O presente estudo exploratório buscou entender como serviços baseados em grandes modelos de linguagem, popularizados por nomes como ChatGPT e Deepseek, performam em tarefas simples ligadas a objetivos relevantes ao estudo da história da África e dos africanos, a luta dos negros e dos povos indígenas no Brasil, a cultura negra e indígena brasileira e o negro e o índio na formação da sociedade nacional, assim como suas contribuições nas áreas social, econômica e política.

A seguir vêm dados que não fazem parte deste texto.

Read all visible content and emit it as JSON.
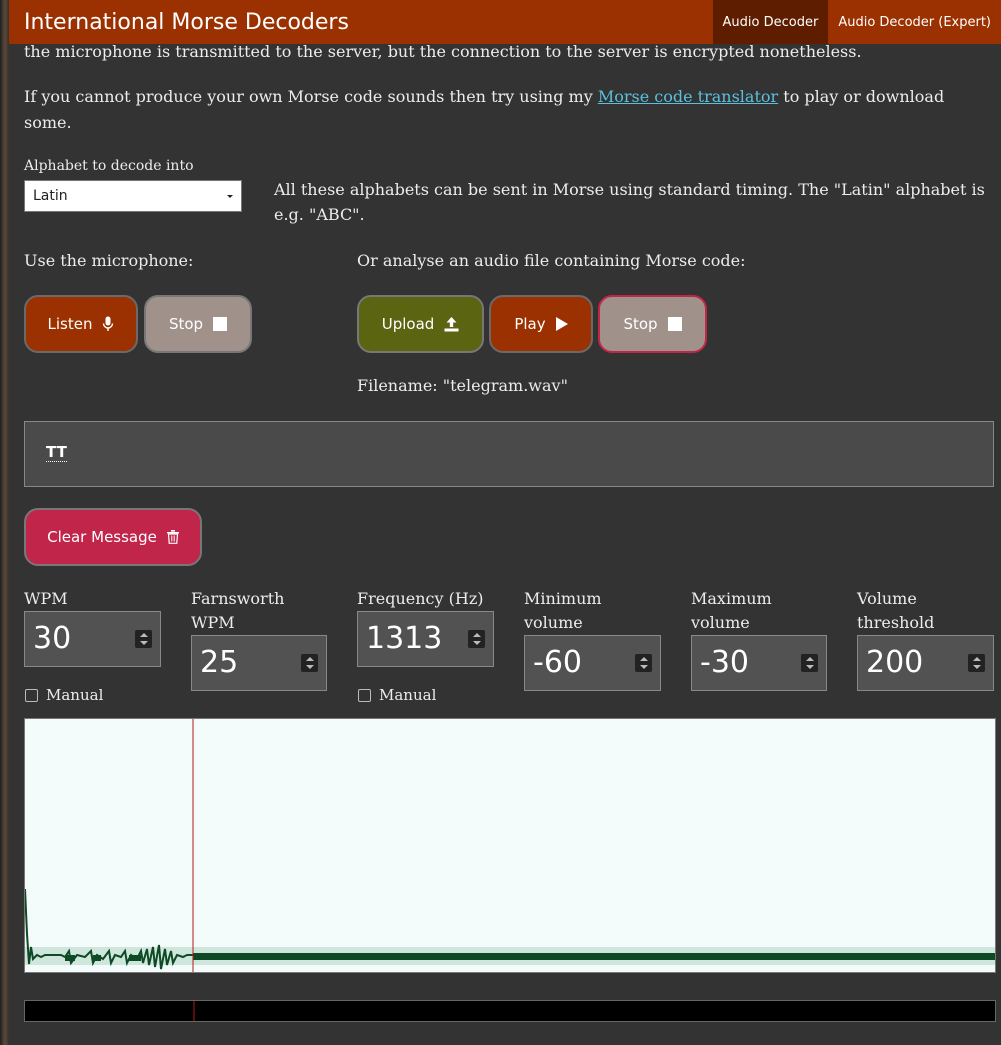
{
  "header": {
    "title": "International Morse Decoders",
    "tabs": [
      {
        "label": "Audio Decoder",
        "active": true
      },
      {
        "label": "Audio Decoder (Expert)",
        "active": false
      }
    ]
  },
  "intro": {
    "privacy_text": "the microphone is transmitted to the server, but the connection to the server is encrypted nonetheless.",
    "translator_before": "If you cannot produce your own Morse code sounds then try using my ",
    "translator_link": "Morse code translator",
    "translator_after": " to play or download some."
  },
  "alphabet": {
    "label": "Alphabet to decode into",
    "selected": "Latin",
    "note": "All these alphabets can be sent in Morse using standard timing. The \"Latin\" alphabet is e.g. \"ABC\"."
  },
  "microphone": {
    "label": "Use the microphone:",
    "listen_label": "Listen",
    "stop_label": "Stop"
  },
  "file": {
    "label": "Or analyse an audio file containing Morse code:",
    "upload_label": "Upload",
    "play_label": "Play",
    "stop_label": "Stop",
    "filename_text": "Filename: \"telegram.wav\""
  },
  "message": {
    "text": "TT",
    "clear_label": "Clear Message"
  },
  "settings": {
    "wpm": {
      "label": "WPM",
      "value": "30",
      "manual_label": "Manual",
      "manual_checked": false
    },
    "farnsworth": {
      "label_line1": "Farnsworth",
      "label_line2": "WPM",
      "value": "25"
    },
    "frequency": {
      "label": "Frequency (Hz)",
      "value": "1313",
      "manual_label": "Manual",
      "manual_checked": false
    },
    "min_volume": {
      "label_line1": "Minimum",
      "label_line2": "volume",
      "value": "-60"
    },
    "max_volume": {
      "label_line1": "Maximum",
      "label_line2": "volume",
      "value": "-30"
    },
    "threshold": {
      "label_line1": "Volume",
      "label_line2": "threshold",
      "value": "200"
    }
  },
  "colors": {
    "header": "#9b3100",
    "tab_active": "#5f1d00",
    "button_orange": "#9b3100",
    "button_grey": "#a0928a",
    "button_olive": "#5b6410",
    "button_clear": "#c1254a",
    "scope_background": "#f4fbfb",
    "signal": "#0d4a25",
    "playhead": "#b01818"
  }
}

Foram desenvolvidos três experimentos com uma série de prompts para testar a performance dos serviços em questões ligadas a cultura, mundo do trabalho e matemática.

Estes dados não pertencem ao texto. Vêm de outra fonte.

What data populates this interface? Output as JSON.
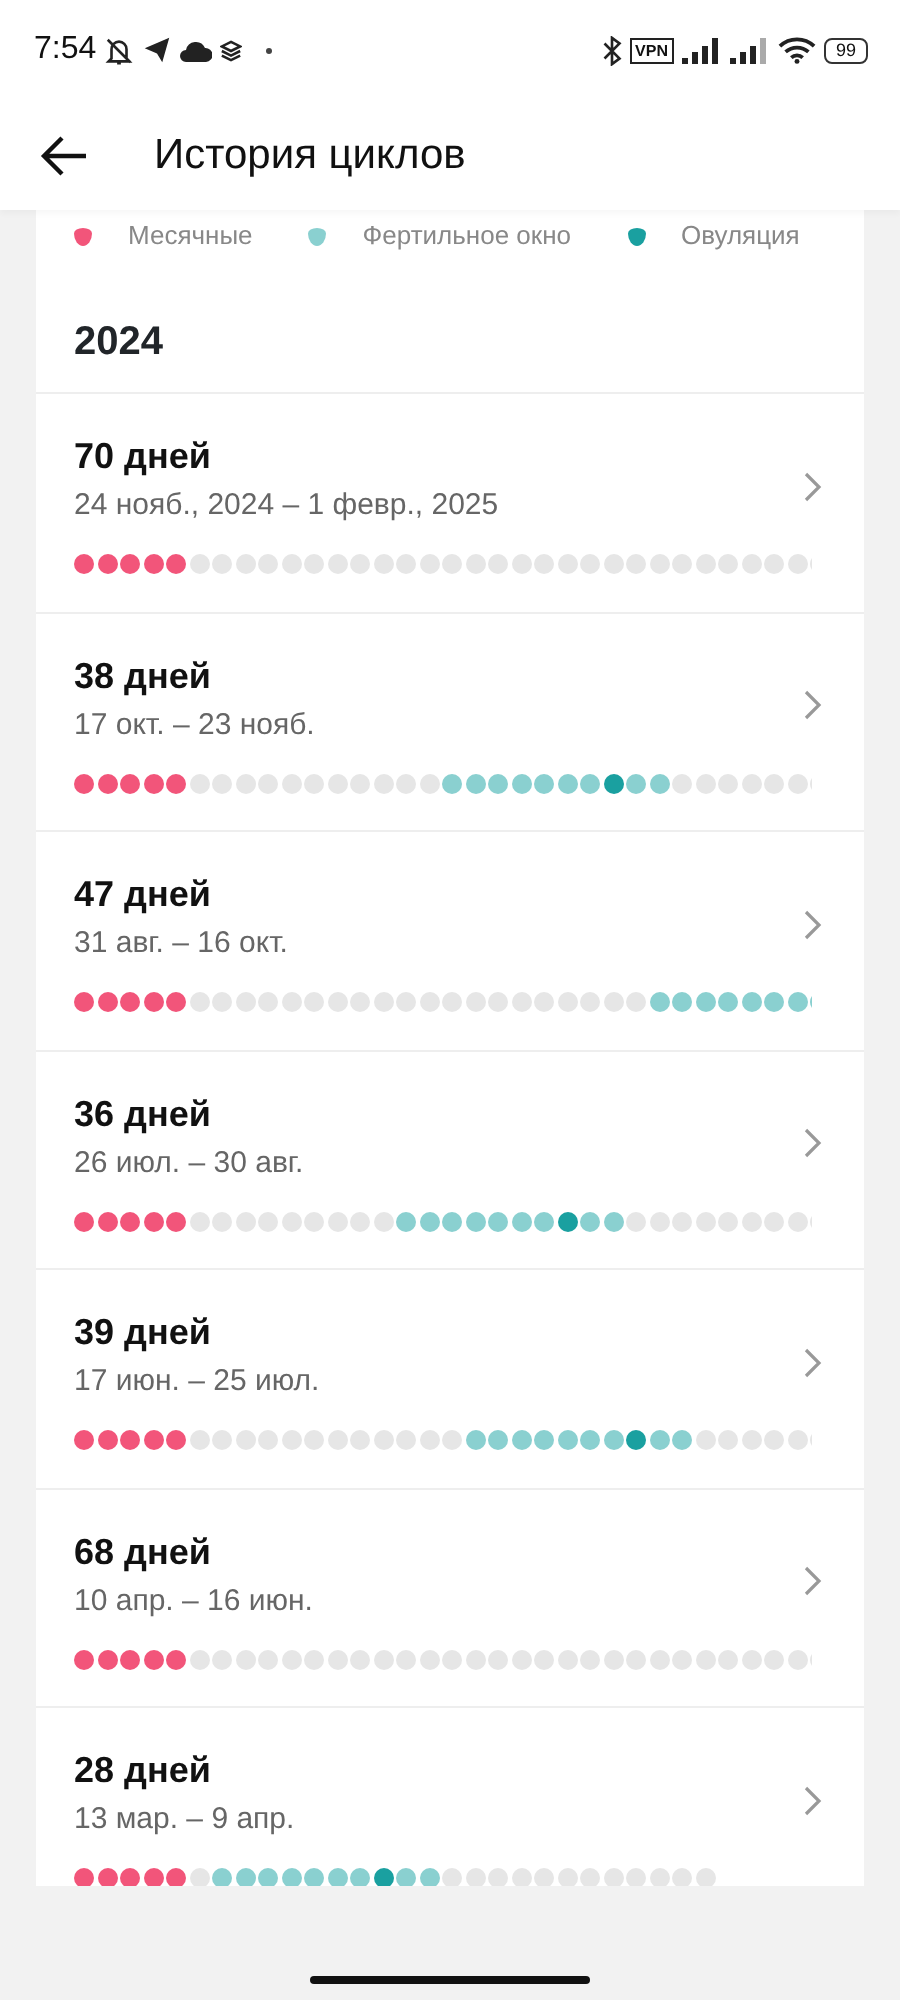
{
  "status_bar": {
    "time": "7:54",
    "vpn": "VPN",
    "battery": "99"
  },
  "header": {
    "title": "История циклов"
  },
  "legend": [
    {
      "label": "Месячные",
      "color": "#f2557a"
    },
    {
      "label": "Фертильное окно",
      "color": "#8ad0d0"
    },
    {
      "label": "Овуляция",
      "color": "#1aa0a0"
    }
  ],
  "year": "2024",
  "cycles": [
    {
      "days": "70 дней",
      "dates": "24 нояб., 2024 – 1 февр., 2025",
      "dots": [
        {
          "kind": "period"
        },
        {
          "kind": "period"
        },
        {
          "kind": "period"
        },
        {
          "kind": "period"
        },
        {
          "kind": "period"
        },
        {
          "kind": "plain"
        },
        {
          "kind": "plain"
        },
        {
          "kind": "plain"
        },
        {
          "kind": "plain"
        },
        {
          "kind": "plain"
        },
        {
          "kind": "plain"
        },
        {
          "kind": "plain"
        },
        {
          "kind": "plain"
        },
        {
          "kind": "plain"
        },
        {
          "kind": "plain"
        },
        {
          "kind": "plain"
        },
        {
          "kind": "plain"
        },
        {
          "kind": "plain"
        },
        {
          "kind": "plain"
        },
        {
          "kind": "plain"
        },
        {
          "kind": "plain"
        },
        {
          "kind": "plain"
        },
        {
          "kind": "plain"
        },
        {
          "kind": "plain"
        },
        {
          "kind": "plain"
        },
        {
          "kind": "plain"
        },
        {
          "kind": "plain"
        },
        {
          "kind": "plain"
        },
        {
          "kind": "plain"
        },
        {
          "kind": "plain"
        },
        {
          "kind": "plain"
        },
        {
          "kind": "plain"
        },
        {
          "kind": "plain"
        }
      ]
    },
    {
      "days": "38 дней",
      "dates": "17 окт. – 23 нояб.",
      "dots": [
        {
          "kind": "period"
        },
        {
          "kind": "period"
        },
        {
          "kind": "period"
        },
        {
          "kind": "period"
        },
        {
          "kind": "period"
        },
        {
          "kind": "plain"
        },
        {
          "kind": "plain"
        },
        {
          "kind": "plain"
        },
        {
          "kind": "plain"
        },
        {
          "kind": "plain"
        },
        {
          "kind": "plain"
        },
        {
          "kind": "plain"
        },
        {
          "kind": "plain"
        },
        {
          "kind": "plain"
        },
        {
          "kind": "plain"
        },
        {
          "kind": "plain"
        },
        {
          "kind": "fertile"
        },
        {
          "kind": "fertile"
        },
        {
          "kind": "fertile"
        },
        {
          "kind": "fertile"
        },
        {
          "kind": "fertile"
        },
        {
          "kind": "fertile"
        },
        {
          "kind": "fertile"
        },
        {
          "kind": "ovulation"
        },
        {
          "kind": "fertile"
        },
        {
          "kind": "fertile"
        },
        {
          "kind": "plain"
        },
        {
          "kind": "plain"
        },
        {
          "kind": "plain"
        },
        {
          "kind": "plain"
        },
        {
          "kind": "plain"
        },
        {
          "kind": "plain"
        },
        {
          "kind": "plain"
        }
      ]
    },
    {
      "days": "47 дней",
      "dates": "31 авг. – 16 окт.",
      "dots": [
        {
          "kind": "period"
        },
        {
          "kind": "period"
        },
        {
          "kind": "period"
        },
        {
          "kind": "period"
        },
        {
          "kind": "period"
        },
        {
          "kind": "plain"
        },
        {
          "kind": "plain"
        },
        {
          "kind": "plain"
        },
        {
          "kind": "plain"
        },
        {
          "kind": "plain"
        },
        {
          "kind": "plain"
        },
        {
          "kind": "plain"
        },
        {
          "kind": "plain"
        },
        {
          "kind": "plain"
        },
        {
          "kind": "plain"
        },
        {
          "kind": "plain"
        },
        {
          "kind": "plain"
        },
        {
          "kind": "plain"
        },
        {
          "kind": "plain"
        },
        {
          "kind": "plain"
        },
        {
          "kind": "plain"
        },
        {
          "kind": "plain"
        },
        {
          "kind": "plain"
        },
        {
          "kind": "plain"
        },
        {
          "kind": "plain"
        },
        {
          "kind": "fertile"
        },
        {
          "kind": "fertile"
        },
        {
          "kind": "fertile"
        },
        {
          "kind": "fertile"
        },
        {
          "kind": "fertile"
        },
        {
          "kind": "fertile"
        },
        {
          "kind": "fertile"
        },
        {
          "kind": "fertile"
        }
      ]
    },
    {
      "days": "36 дней",
      "dates": "26 июл. – 30 авг.",
      "dots": [
        {
          "kind": "period"
        },
        {
          "kind": "period"
        },
        {
          "kind": "period"
        },
        {
          "kind": "period"
        },
        {
          "kind": "period"
        },
        {
          "kind": "plain"
        },
        {
          "kind": "plain"
        },
        {
          "kind": "plain"
        },
        {
          "kind": "plain"
        },
        {
          "kind": "plain"
        },
        {
          "kind": "plain"
        },
        {
          "kind": "plain"
        },
        {
          "kind": "plain"
        },
        {
          "kind": "plain"
        },
        {
          "kind": "fertile"
        },
        {
          "kind": "fertile"
        },
        {
          "kind": "fertile"
        },
        {
          "kind": "fertile"
        },
        {
          "kind": "fertile"
        },
        {
          "kind": "fertile"
        },
        {
          "kind": "fertile"
        },
        {
          "kind": "ovulation"
        },
        {
          "kind": "fertile"
        },
        {
          "kind": "fertile"
        },
        {
          "kind": "plain"
        },
        {
          "kind": "plain"
        },
        {
          "kind": "plain"
        },
        {
          "kind": "plain"
        },
        {
          "kind": "plain"
        },
        {
          "kind": "plain"
        },
        {
          "kind": "plain"
        },
        {
          "kind": "plain"
        },
        {
          "kind": "plain"
        }
      ]
    },
    {
      "days": "39 дней",
      "dates": "17 июн. – 25 июл.",
      "dots": [
        {
          "kind": "period"
        },
        {
          "kind": "period"
        },
        {
          "kind": "period"
        },
        {
          "kind": "period"
        },
        {
          "kind": "period"
        },
        {
          "kind": "plain"
        },
        {
          "kind": "plain"
        },
        {
          "kind": "plain"
        },
        {
          "kind": "plain"
        },
        {
          "kind": "plain"
        },
        {
          "kind": "plain"
        },
        {
          "kind": "plain"
        },
        {
          "kind": "plain"
        },
        {
          "kind": "plain"
        },
        {
          "kind": "plain"
        },
        {
          "kind": "plain"
        },
        {
          "kind": "plain"
        },
        {
          "kind": "fertile"
        },
        {
          "kind": "fertile"
        },
        {
          "kind": "fertile"
        },
        {
          "kind": "fertile"
        },
        {
          "kind": "fertile"
        },
        {
          "kind": "fertile"
        },
        {
          "kind": "fertile"
        },
        {
          "kind": "ovulation"
        },
        {
          "kind": "fertile"
        },
        {
          "kind": "fertile"
        },
        {
          "kind": "plain"
        },
        {
          "kind": "plain"
        },
        {
          "kind": "plain"
        },
        {
          "kind": "plain"
        },
        {
          "kind": "plain"
        },
        {
          "kind": "plain"
        }
      ]
    },
    {
      "days": "68 дней",
      "dates": "10 апр. – 16 июн.",
      "dots": [
        {
          "kind": "period"
        },
        {
          "kind": "period"
        },
        {
          "kind": "period"
        },
        {
          "kind": "period"
        },
        {
          "kind": "period"
        },
        {
          "kind": "plain"
        },
        {
          "kind": "plain"
        },
        {
          "kind": "plain"
        },
        {
          "kind": "plain"
        },
        {
          "kind": "plain"
        },
        {
          "kind": "plain"
        },
        {
          "kind": "plain"
        },
        {
          "kind": "plain"
        },
        {
          "kind": "plain"
        },
        {
          "kind": "plain"
        },
        {
          "kind": "plain"
        },
        {
          "kind": "plain"
        },
        {
          "kind": "plain"
        },
        {
          "kind": "plain"
        },
        {
          "kind": "plain"
        },
        {
          "kind": "plain"
        },
        {
          "kind": "plain"
        },
        {
          "kind": "plain"
        },
        {
          "kind": "plain"
        },
        {
          "kind": "plain"
        },
        {
          "kind": "plain"
        },
        {
          "kind": "plain"
        },
        {
          "kind": "plain"
        },
        {
          "kind": "plain"
        },
        {
          "kind": "plain"
        },
        {
          "kind": "plain"
        },
        {
          "kind": "plain"
        },
        {
          "kind": "plain"
        }
      ]
    },
    {
      "days": "28 дней",
      "dates": "13 мар. – 9 апр.",
      "dots": [
        {
          "kind": "period"
        },
        {
          "kind": "period"
        },
        {
          "kind": "period"
        },
        {
          "kind": "period"
        },
        {
          "kind": "period"
        },
        {
          "kind": "plain"
        },
        {
          "kind": "fertile"
        },
        {
          "kind": "fertile"
        },
        {
          "kind": "fertile"
        },
        {
          "kind": "fertile"
        },
        {
          "kind": "fertile"
        },
        {
          "kind": "fertile"
        },
        {
          "kind": "fertile"
        },
        {
          "kind": "ovulation"
        },
        {
          "kind": "fertile"
        },
        {
          "kind": "fertile"
        },
        {
          "kind": "plain"
        },
        {
          "kind": "plain"
        },
        {
          "kind": "plain"
        },
        {
          "kind": "plain"
        },
        {
          "kind": "plain"
        },
        {
          "kind": "plain"
        },
        {
          "kind": "plain"
        },
        {
          "kind": "plain"
        },
        {
          "kind": "plain"
        },
        {
          "kind": "plain"
        },
        {
          "kind": "plain"
        },
        {
          "kind": "plain"
        }
      ]
    }
  ]
}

- A literatura científica apresenta especulação de aplicações potenciais dos grandes modelos de linguagem na educação, assim como o registro de danos e impactos nocivos;
- Os sete serviços analisados – Amazônia IA, ChatGPT, Deepseek, Grok, Maritaca IA e Meta IA – não estabelecem salvaguardas notáveis sobre os seus erros e imprecisões;
- A presença de erros em um dos experimentos sobre referências musicais chega a 77% em questão geral, 87% sobre artistas negras/os e a 98% sobre artistas indígenas;
- A taxa de respostas que alegaram não conseguir encontrar artistas chegou a 29% para artistas indígenas na região Norte e Sul e a 34% para artistas negras/os da região Sul;
- Em consulta sobre matemática, nenhuma das 35 respostas mencionou explicitamente sequer um objeto, instrumento ou construção ligada à cultura e história africana, afro-brasileira ou indígenas;
- A variedade de referências sobre profissionais indígenas é notadamente inferior quando comparada a consultas gerais;
- Parte dos sistemas demostra utilizar mais recursos computacionais, como a técnica Retrieval-Augmented Generation, para consultas ligadas a grupos negros e indígenas;
- Dados demonstram potencial de geração de desinformação sobre fatos e objetos históricos e culturais.